1) If $D\le 0$, let $$a = \frac{x_1+x_2+x_3}{3}-\frac{1}{3}\sqrt{x_1^2+x_2^2+x_3^2-x_1x_2-x_1x_3-x_2x_3}\, ,$$ $$b = \frac{x_1+x_2+x_3}{3}+\frac{2}{3}\sqrt{x_1^2+x_2^2+x_3^2-x_1x_2-x_1x_3-x_2x_3}\, .$$ We have $x_1+x_2+x_3 = a + a + b, \ x_1^2+x_2^2+x_3^2 = a^2 + a^2 + b^2$ and $0 \le a \le b\le \frac{1}{4}$. Thus, $(a, a, b, x_4, x_5, \cdots, x_m)$ is a feasible point of the optimization problem given in (4). We also have $a^3 + a^3 + b^3 > (x_1^3 + x_2^3 + x_3^2) \Longleftarrow (x_2-x_3)^2(x_1-x_3)^2(x_1-x_2)^2 > 0.$ Thus, we have $a^3 + a^3 + b^3 + x_4^3 + x_5^3 + \cdots + x_m^3 > x_1^3 + x_2^3 + x_3^3 + x_4^3 + x_5^3 + \cdots + x_m^3.$ Thus, $(a, a, b, x_4, x_5, \cdots, x_m)$ is strictly better than $(x_1, \ x_2, \cdots, x_m)$. This contradicts the optimality of $(x_1, \ x_2, \cdots, x_m)$.

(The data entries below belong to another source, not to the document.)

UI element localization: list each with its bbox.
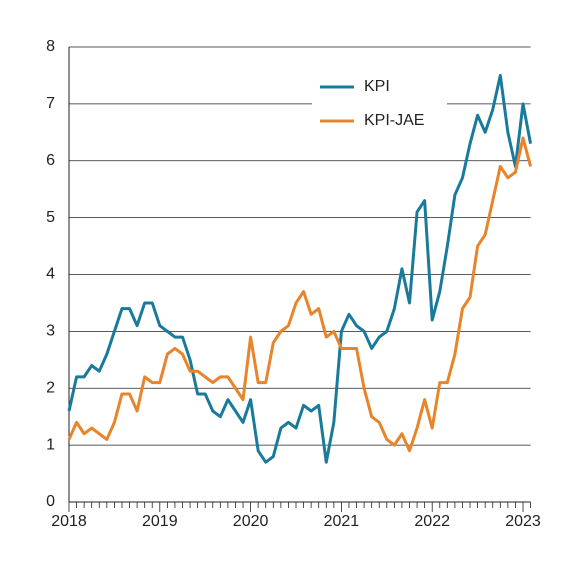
series-line: [67, 73, 533, 464]
x-tick-label: 2020: [233, 513, 269, 530]
x-tick-label: 2019: [142, 513, 178, 530]
legend-label: KPI-JAE: [364, 112, 424, 129]
x-tick-label: 2021: [324, 513, 360, 530]
x-tick-label: 2018: [51, 513, 87, 530]
y-tick-label: 8: [46, 38, 55, 55]
x-tick-label: 2023: [505, 513, 541, 530]
legend-label: KPI: [364, 78, 390, 95]
y-tick-label: 6: [46, 152, 55, 169]
y-tick-label: 7: [46, 95, 55, 112]
y-tick-label: 5: [46, 209, 55, 226]
y-tick-label: 3: [46, 323, 55, 340]
y-tick-label: 1: [46, 436, 55, 453]
y-tick-label: 4: [46, 266, 55, 283]
y-tick-label: 2: [46, 379, 55, 396]
series-line: [67, 136, 533, 453]
legend-box: [312, 59, 447, 137]
x-tick-label: 2022: [414, 513, 450, 530]
y-tick-label: 0: [46, 493, 55, 510]
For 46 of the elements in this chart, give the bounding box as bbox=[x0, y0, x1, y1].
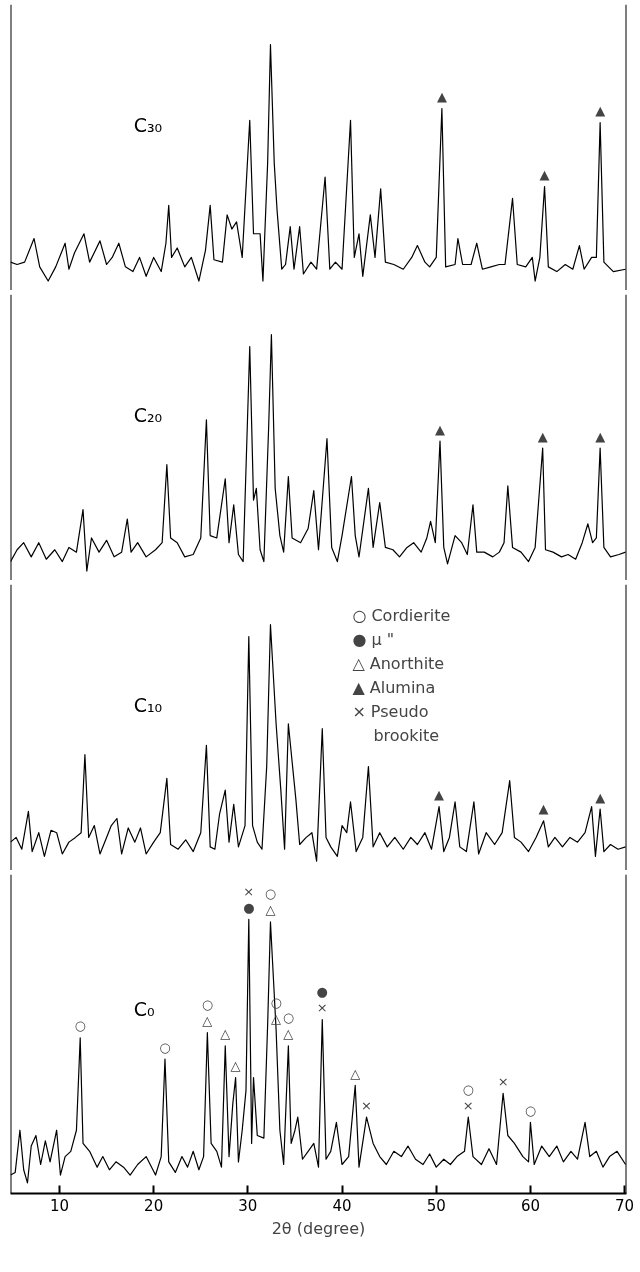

2) If $D > 0$, let $$u = \frac{x_1+x_2+x_3}{2} - \frac{1}{8} + \frac{1}{8}\sqrt{D}\,,$$ $$v = \frac{x_1+x_2+x_3}{2} - \frac{1}{8} - \frac{1}{8}\sqrt{D}\,.$$ We have $x_1 + x_2 + x_3 = \frac{1}{4} + u + v, \ x_1^2+x_2^2+x_3^2 = (\frac{1}{4})^2 + u^2 + v^2.$ It follows from $D>0$ and $0 < x_1 < x_2 < x_3 < \frac{1}{4}$ that $$x_1+x_2+x_3\ge \frac{1}{4},$$ $$x_1^2+x_2^2+x_3^2 \ge \frac{1}{16},$$ $$16(x_1x_2+x_1x_3+x_2x_3) - 4(x_1+x_2+x_3) + 1\ge 0,$$ $$16(x_1x_2 + x_1x_3 + x_2x_3) - 8(x_1+x_2+x_3) + 3 > 0,$$ $$-192x_1x_2x_3 + 48(x_1x_2+x_1x_3+x_2x_3) - 12(x_1+x_2+x_3) + 3 > 0.$$ With these facts, we have $0 \le v \le u \le \frac{1}{4}$ and $(\frac{1}{4})^3 + u^3 + v^3 > x_1^3 + x_2^3 + x_3^3.$ Thus, $(\frac{1}{4}, u, v, x_4, x_5, \cdots, x_m)$ is a feasible point of the optimization problem given in (4) and is strictly better than $(x_1, \ x_2, \cdots, x_m)$. This contradicts the optimality of $(x_1, \ x_2, \cdots, x_m)$. This completes the proof of the claim.